= Henricus von Gunterrodt =

German fencing author

Heinrich von Gunterrodt (1557- † unknown) was a German fencing master and author. In 1579, he published a treatise on the art of fencing dedicated to Johann VII of Mecklenburg titled, De veriis principiis artis dimicatoriae Tractatus brevis (The True Principles of the Art of Fencing).

This book was the first to mention the Walpurgis or Lutegerus Fechtbuch (FECHT 1), which Gunterrodt claimed was given to him by the mercenary, beltmaker and celebrated swordsman Johann Herbart von Würzburg.
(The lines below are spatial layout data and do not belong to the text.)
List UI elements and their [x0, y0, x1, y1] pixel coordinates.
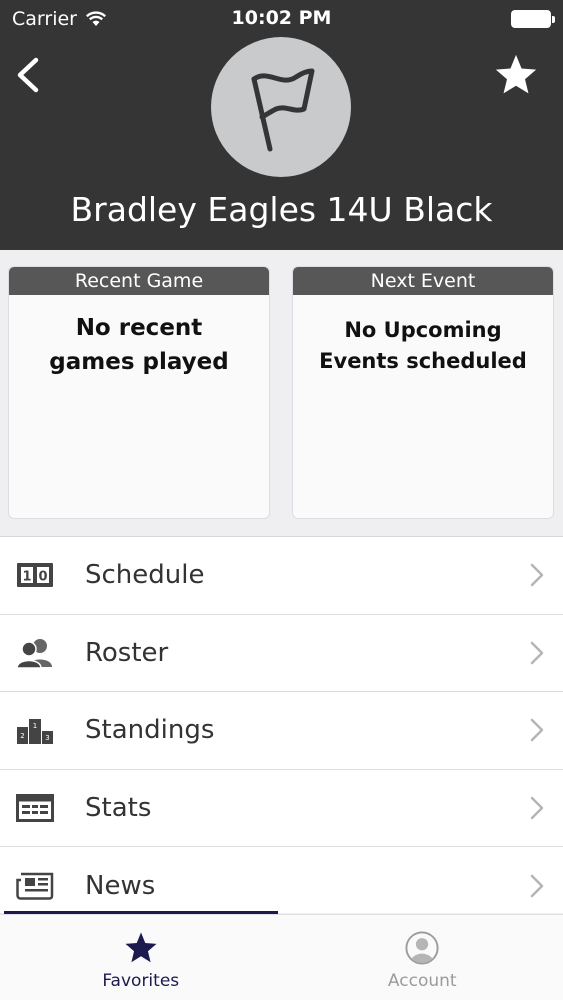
recent-game-card[interactable]: Recent Game No recent games played	[8, 266, 270, 519]
chevron-right-icon	[530, 796, 544, 819]
tab-account-label: Account	[387, 971, 457, 991]
svg-text:0: 0	[38, 570, 47, 585]
star-icon	[125, 932, 157, 963]
next-event-message: No Upcoming Events scheduled	[293, 295, 553, 377]
chevron-left-icon	[17, 57, 39, 93]
menu-item-label: Schedule	[85, 560, 205, 591]
menu-item-schedule[interactable]: 1 0 Schedule	[0, 537, 563, 615]
team-logo	[211, 37, 351, 177]
newspaper-icon	[15, 870, 55, 902]
next-event-title: Next Event	[293, 267, 553, 295]
scoreboard-icon: 1 0	[15, 559, 55, 591]
tab-favorites[interactable]: Favorites	[0, 915, 282, 1000]
team-header: Carrier 10:02 PM Bradley Eagles 14U Blac…	[0, 0, 563, 250]
menu-item-standings[interactable]: 2 1 3 Standings	[0, 692, 563, 770]
next-event-line1: No Upcoming	[344, 318, 502, 342]
svg-text:1: 1	[22, 570, 31, 585]
tab-bar: Favorites Account	[0, 914, 563, 1000]
team-name: Bradley Eagles 14U Black	[70, 190, 493, 229]
menu-item-label: Roster	[85, 637, 169, 668]
menu-item-label: Stats	[85, 792, 152, 823]
star-icon	[495, 54, 537, 94]
menu-item-label: News	[85, 870, 156, 901]
battery-icon	[511, 10, 555, 28]
tab-favorites-label: Favorites	[102, 971, 180, 991]
menu-item-roster[interactable]: Roster	[0, 615, 563, 692]
chevron-right-icon	[530, 564, 544, 587]
chevron-right-icon	[530, 874, 544, 897]
next-event-card[interactable]: Next Event No Upcoming Events scheduled	[292, 266, 554, 519]
menu-item-label: Standings	[85, 715, 215, 746]
svg-text:2: 2	[20, 732, 24, 740]
menu-item-stats[interactable]: Stats	[0, 770, 563, 847]
status-bar: Carrier 10:02 PM	[0, 0, 563, 38]
tab-account[interactable]: Account	[282, 915, 563, 1000]
recent-game-line2: games played	[49, 349, 229, 375]
podium-icon: 2 1 3	[15, 714, 55, 746]
svg-text:3: 3	[45, 734, 49, 742]
recent-game-title: Recent Game	[9, 267, 269, 295]
next-event-line2: Events scheduled	[319, 349, 527, 373]
back-button[interactable]	[10, 52, 50, 98]
svg-text:1: 1	[33, 722, 37, 730]
status-time: 10:02 PM	[231, 7, 332, 29]
chevron-right-icon	[530, 641, 544, 664]
recent-game-line1: No recent	[75, 315, 203, 341]
people-icon	[15, 637, 55, 669]
account-icon	[405, 931, 439, 965]
favorite-button[interactable]	[493, 52, 539, 98]
team-menu: 1 0 Schedule Roster 2 1 3 Standings Stat…	[0, 536, 563, 913]
recent-game-message: No recent games played	[9, 295, 269, 379]
flag-icon	[251, 68, 315, 152]
stats-table-icon	[15, 792, 55, 824]
chevron-right-icon	[530, 719, 544, 742]
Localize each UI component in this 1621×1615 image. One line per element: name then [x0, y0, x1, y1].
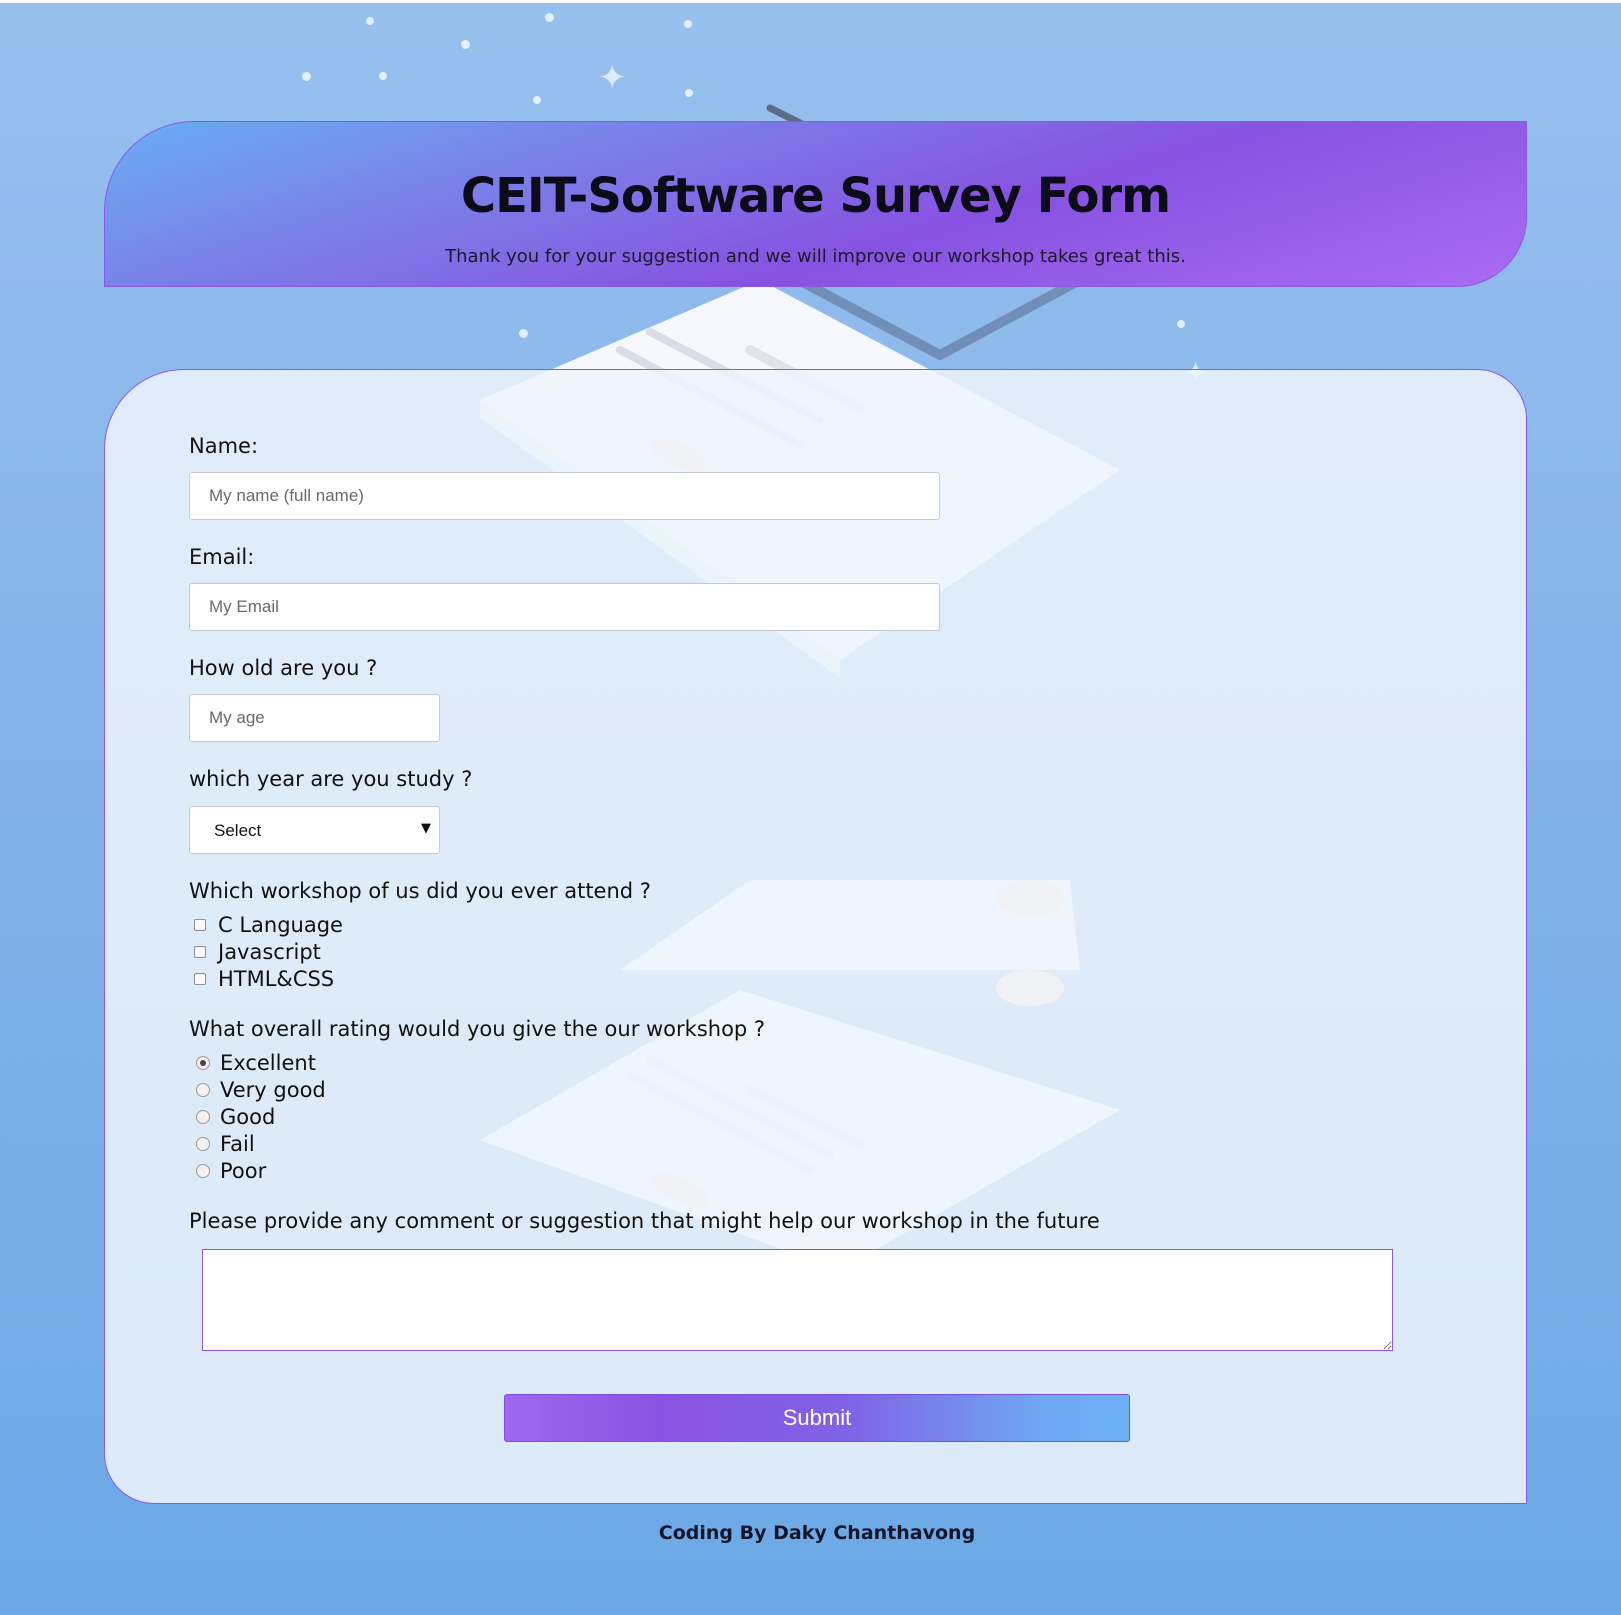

He in turn had had looted it during his military service from 1552-1553 to Albrecht 'Bellator' II, Margrave of Brandenburg-Kulmbach.

== Jacobean courtier ==
Another member of the family with a similar name joined the court of James VI and I and Anne of Denmark (a granddaughter of John VII of Mecklenburg-Schwerin) in London. Henry de Gunderot performed in a tournament as a defender of Truth against Opinion in the Barriers at a Marriage at the January 1606 wedding of Frances Howard and the Earl of Essex. He was knighted by King James on 13 February 1608 and acted as a diplomatic envoy. The courtier's surname is spelled in a variety of ways in English records, and he was described as a "Teutonicus", a German. French diplomats called him "Guenetrot". The Venetian diplomat Antonio Foscarini wrote his name as "Signor Ghintrot" in July 1608, and Marc' Antonio Correr called him "Ghundrot", a Bohemian. He moved to Dresden and the service of Christian II of Saxony in 1611.